カラーピーマン大作戦

鹿児島県肝付町

2009.02.23(Mon)佐々木 則子

 肝付町や経済連などで構成する「プロジェクト班会」が緻密なカリキュラムを策定し、農業研究生はこれに沿ってカラーピーマン栽培を基礎から学ぶ。

 7月=各種機械の操作を習得後、堆肥散布など実技開始。8月=病害虫防除など育苗管理作業や肥料散布。9月=定植作業や防風網張り。10月=温度管理や暖房機の点検作業。緑色だったピーマンが赤や黄色に変わり始める。11月=いよいよ収穫を始め、翌年6月まで長い作業が続く。

 農業研究生に対し、地元は「集団指導体制」を取る。栽培技術をJA鹿児島きもつき東部地区園芸農産部や大隅地域振興局農林水産部、農業経営を肝付町農業委員会や同町農林水産課が担当する。さらに、近所のピーマン農家も機械の操作や作業工程を指導するなど、町ぐるみで手厚くサポートしている。

韓国やオランダが攻勢、9割輸入品

 まるでキャンディーのように、甘くて色とりどり。鹿児島県経済連は地元産カラーピーマンを「キャンピー」と名付け、商標登録した。和洋中を問わず料理に手軽に使え、ビタミンCが緑ピーマンの約2倍も含まれるため、需要は増加している。

キャンピー栽培に挑戦、第1期生

 だが、日本は需要の9割以上を韓国やオランダからの輸入に依存する。市場拡大中の「期待の星」なのに、鹿児島県内の生産農家はわずか8戸。宮崎や沖縄、高知の各県でも作られているが、まだまだ少ない。

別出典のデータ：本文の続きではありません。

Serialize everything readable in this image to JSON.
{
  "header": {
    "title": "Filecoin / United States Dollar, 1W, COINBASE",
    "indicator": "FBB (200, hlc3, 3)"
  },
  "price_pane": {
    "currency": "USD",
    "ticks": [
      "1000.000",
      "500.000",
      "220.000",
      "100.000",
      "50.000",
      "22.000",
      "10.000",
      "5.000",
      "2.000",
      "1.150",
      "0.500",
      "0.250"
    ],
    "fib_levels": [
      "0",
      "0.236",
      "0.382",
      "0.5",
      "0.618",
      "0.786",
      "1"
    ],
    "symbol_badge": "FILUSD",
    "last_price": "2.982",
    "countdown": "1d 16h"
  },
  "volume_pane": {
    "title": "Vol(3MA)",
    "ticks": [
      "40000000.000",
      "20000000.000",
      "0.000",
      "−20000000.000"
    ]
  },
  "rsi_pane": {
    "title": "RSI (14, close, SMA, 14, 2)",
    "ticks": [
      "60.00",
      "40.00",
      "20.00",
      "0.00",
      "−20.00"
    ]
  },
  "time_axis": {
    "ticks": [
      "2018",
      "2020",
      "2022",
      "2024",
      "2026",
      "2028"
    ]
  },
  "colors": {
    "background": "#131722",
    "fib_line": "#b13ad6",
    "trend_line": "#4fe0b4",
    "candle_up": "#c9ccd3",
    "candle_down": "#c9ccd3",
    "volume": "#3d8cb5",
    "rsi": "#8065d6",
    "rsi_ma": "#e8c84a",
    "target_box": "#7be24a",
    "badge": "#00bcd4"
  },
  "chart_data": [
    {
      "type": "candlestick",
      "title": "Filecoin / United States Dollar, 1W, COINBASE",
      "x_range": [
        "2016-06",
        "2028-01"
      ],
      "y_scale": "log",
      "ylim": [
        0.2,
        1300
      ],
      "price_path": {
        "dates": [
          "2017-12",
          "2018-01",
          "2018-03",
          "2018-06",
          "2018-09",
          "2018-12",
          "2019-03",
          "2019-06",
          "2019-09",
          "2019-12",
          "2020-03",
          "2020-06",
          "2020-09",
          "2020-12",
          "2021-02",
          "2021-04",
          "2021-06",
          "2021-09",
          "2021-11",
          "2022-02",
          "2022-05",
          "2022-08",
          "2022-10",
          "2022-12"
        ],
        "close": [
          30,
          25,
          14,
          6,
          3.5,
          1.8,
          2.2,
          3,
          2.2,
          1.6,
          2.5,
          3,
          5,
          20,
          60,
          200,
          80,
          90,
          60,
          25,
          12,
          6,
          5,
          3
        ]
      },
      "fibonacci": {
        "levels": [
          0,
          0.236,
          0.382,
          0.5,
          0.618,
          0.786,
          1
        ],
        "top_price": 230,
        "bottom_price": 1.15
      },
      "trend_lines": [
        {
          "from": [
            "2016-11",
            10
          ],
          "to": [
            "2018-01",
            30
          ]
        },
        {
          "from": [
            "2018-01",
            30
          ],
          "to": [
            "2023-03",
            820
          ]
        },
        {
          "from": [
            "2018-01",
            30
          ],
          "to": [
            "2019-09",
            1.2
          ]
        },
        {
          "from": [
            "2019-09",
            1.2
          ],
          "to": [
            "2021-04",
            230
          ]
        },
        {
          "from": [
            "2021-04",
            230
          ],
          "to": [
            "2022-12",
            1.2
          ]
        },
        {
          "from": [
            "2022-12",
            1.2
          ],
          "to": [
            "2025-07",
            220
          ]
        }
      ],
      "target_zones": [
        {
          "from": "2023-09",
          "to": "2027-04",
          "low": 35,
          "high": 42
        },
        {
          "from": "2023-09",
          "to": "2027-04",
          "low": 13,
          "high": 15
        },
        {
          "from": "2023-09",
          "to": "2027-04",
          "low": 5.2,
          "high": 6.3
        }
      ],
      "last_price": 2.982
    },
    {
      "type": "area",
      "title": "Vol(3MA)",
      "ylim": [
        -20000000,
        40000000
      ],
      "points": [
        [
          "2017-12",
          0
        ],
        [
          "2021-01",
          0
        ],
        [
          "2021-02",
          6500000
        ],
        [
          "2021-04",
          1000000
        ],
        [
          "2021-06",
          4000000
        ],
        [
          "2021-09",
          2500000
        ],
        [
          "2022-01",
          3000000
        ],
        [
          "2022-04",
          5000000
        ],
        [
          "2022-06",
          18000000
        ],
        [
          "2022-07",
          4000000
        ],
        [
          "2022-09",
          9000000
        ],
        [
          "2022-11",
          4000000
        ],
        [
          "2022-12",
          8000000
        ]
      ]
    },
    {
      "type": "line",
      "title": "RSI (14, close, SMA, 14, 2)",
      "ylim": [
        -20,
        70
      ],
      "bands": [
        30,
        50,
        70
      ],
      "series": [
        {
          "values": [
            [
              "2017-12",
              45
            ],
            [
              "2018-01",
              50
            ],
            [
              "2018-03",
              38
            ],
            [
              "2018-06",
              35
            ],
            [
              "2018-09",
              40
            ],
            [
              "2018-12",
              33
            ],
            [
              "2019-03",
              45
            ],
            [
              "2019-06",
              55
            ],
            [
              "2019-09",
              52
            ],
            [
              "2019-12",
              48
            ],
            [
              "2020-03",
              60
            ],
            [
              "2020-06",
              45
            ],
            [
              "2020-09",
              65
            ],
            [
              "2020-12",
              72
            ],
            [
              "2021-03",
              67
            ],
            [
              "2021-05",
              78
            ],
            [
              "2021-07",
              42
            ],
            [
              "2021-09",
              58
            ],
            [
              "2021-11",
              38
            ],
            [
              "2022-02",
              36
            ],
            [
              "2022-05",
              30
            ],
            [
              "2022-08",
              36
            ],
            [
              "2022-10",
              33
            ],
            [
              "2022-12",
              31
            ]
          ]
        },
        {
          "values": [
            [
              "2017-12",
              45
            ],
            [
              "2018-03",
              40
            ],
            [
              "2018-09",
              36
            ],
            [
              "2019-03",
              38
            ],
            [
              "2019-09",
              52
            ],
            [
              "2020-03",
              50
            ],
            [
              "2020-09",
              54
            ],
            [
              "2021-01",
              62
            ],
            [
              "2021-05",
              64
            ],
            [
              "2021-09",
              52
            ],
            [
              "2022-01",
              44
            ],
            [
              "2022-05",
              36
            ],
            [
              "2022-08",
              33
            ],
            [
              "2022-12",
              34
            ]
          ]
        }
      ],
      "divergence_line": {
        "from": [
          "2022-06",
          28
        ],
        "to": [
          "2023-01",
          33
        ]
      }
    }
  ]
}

 「鹿児島のオリジナルブランドを作ろう」。こうした考えから、3年前に経済連が肝付町と連携してキャンピー作戦を始めた。今や「1期生」が栽培したキャンピーが、関東地方の大型スーパーや生協の店内に並んでいる。漁業から転職した中傳さんは「害虫を駆除する際、農薬を浴びてしまう」と苦労を隠さない。その一方で、「鹿児島は食べ物が美味しいし、皆さん親切で子供を可愛がってくれる。来て良かった」。

 年明けから、鹿児島県経済連は4人に続く「2期生」の募集を始めた。雇用情勢が加速度的に悪化する中、「再起動」目指してキャンピー栽培に挑む青年が続々と応募するはずだ。